Given the current problems and their causes, it makes sense to put the plight of the cocoa farmer in a larger perspective. The following figures come from Creating Prosperity in Africa (Nyambal, 2006.)
Africa has 13% of the world’s population but only 1% of the foreign direct investment. In 1960, Africa’s share of world-wide exports was 3.6%; today, it is 1.7%.
There have been comparatively few efforts to enter the value chain. For example, Africa continues to export raw materials over processed materials. Even the raw materials would benefit from a campaign to add value by creating a market. For example, Cadbury, which is so active in Ghana, could center their marketing efforts around the Ghanaian bean.
There is comparatively little research and development done in Africa. There are 83 engineers per million inhabitants in sub-Saharan Africa compared to 783 per million in Asia and 1,102 engineers per million in developed countries. Another measure—patents applied for: in 2002, 190 patents were applied for in sub-Saharan countries vs 40,569 in East Asia.
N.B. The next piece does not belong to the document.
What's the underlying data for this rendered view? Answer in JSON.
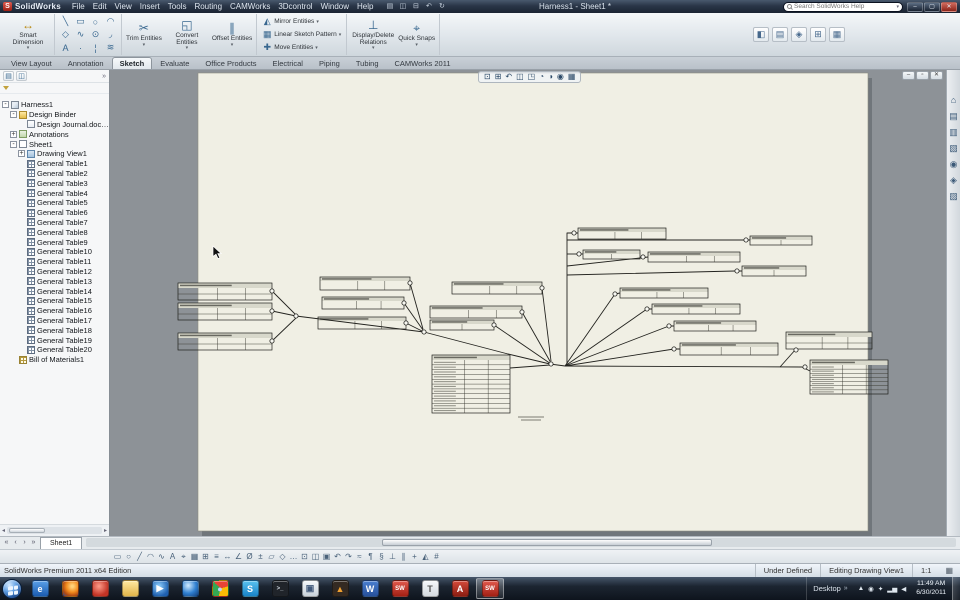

Investment in development lags far behind. In 1998, $7 billion were invested in sub-Saharan Africa compared to $151 billion in East Asia and $36.5 billion in Latin America. The vast majority of the directly invested funds in Africa were allocated to oil and minerals.
Sub-Saharan Africa is structurally not conducive to investment. Legal and judicial institutions are not dependable. It is difficult to even obtain a court decision within a reasonable time period. For example, it takes 525 days to enforce a contract in Côte d’Ivoire vs. 75 days in France. If you want to export something, it takes on average 48.1 days to comply with all procedures compared to 25.8 days in East Asia.
Finally, as so many point out, African governments are often paternalistic and favoring of one ethnicity over another as well as racially motivated. This makes it difficult for women to do business, for a Northern Ivorian to start a business in Abidjan, and for a white African to compete in a market that favors black Africans (and not too long ago, it was the reverse.)